Kylie has just signed on to crew with capt Paul Watson for four months, headed for Antarctica onboard the www.seashepherd.org’s secret new ship to defend whales from Japanese harpoons. She is excited about this new adventure. Just a few days ago capt Watson was awarded the Jules Verne Award, becoming only the second person after Jacques Cousteau to receive it. It was presented to him for "his extraordinary lifelong battle to defend and protect our oceans". If you feel passionate, and we all should, then support these amazing people.

Top photo: The last flight of my Helicopter onto the Sea Shepherd’s Farley Mowat in 2005. I sold it to them to fight the Japanese in Antarctica, which it did for the next six years in Whale Wars.

Kylie fully recovered from "that" shark bite and now headed to Antarctica to protect whales from harpoons.

Sharks are so beautiful.

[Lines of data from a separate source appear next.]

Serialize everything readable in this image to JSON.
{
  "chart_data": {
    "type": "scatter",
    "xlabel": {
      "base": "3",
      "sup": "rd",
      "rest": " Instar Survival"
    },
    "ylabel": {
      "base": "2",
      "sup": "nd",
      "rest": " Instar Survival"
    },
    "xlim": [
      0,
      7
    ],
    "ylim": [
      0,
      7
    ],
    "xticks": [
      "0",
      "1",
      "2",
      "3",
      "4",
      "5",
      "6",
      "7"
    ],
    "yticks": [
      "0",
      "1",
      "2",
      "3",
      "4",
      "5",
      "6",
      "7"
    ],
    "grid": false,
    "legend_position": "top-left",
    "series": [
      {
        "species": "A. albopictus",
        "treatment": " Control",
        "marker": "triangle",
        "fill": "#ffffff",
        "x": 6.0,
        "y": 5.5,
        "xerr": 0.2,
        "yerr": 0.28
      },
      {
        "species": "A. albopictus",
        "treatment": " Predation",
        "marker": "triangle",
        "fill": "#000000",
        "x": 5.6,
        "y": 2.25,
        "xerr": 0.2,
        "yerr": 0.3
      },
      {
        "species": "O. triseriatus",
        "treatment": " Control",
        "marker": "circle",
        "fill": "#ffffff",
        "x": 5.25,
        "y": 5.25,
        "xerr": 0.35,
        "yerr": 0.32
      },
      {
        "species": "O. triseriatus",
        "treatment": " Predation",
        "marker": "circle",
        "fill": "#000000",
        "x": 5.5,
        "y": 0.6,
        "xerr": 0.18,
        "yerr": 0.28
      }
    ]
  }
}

We need every one to keep the oceans healthy!

This German chap sailing solo on EMMA arrived in Tonga in the middle of a grand adventure circumnavigating. He pulled out an inflatable more than half the size of his home!

A grand adventure: seven of these vaka's (Polynesian open-ocean sailing canoes) have sailed all over the Pacific in the past few years. Two have been with the whales in Tonga the past two months (see www.pacificvoyages.org). They are looking for crew and all you need to qualify is "a BIG heart".

The Bettsy Ross was bought for $98,000 and then converted to the ultimate toy freighter for a private owner, now cruising the world. He put sails, wind generators, solar panels, a flying boat, hovercraft, shark cage, all the dive gear, RIBs, car and everything else onboard! Boats of all shapes and sizes hey. He was in Tonga on his way across the Pacific and bound for South Africa to dive with great whites.

My little ship Sir Hubert Wilkins (sponsored by Dick Smith) treasure hunting in the Philippines in 2003, shortly before armed NPA Terrorists tried to board us!

Dropping Amit on his new ride to New Zealand... the first time he has seen it. No sails, interesting, and wow, they are big windows, great for looking at big waves you sometimes get south of Tonga!

From Trade-a-Boat Issue 433, Nov-Dec 2012. Column by Don McIntyre.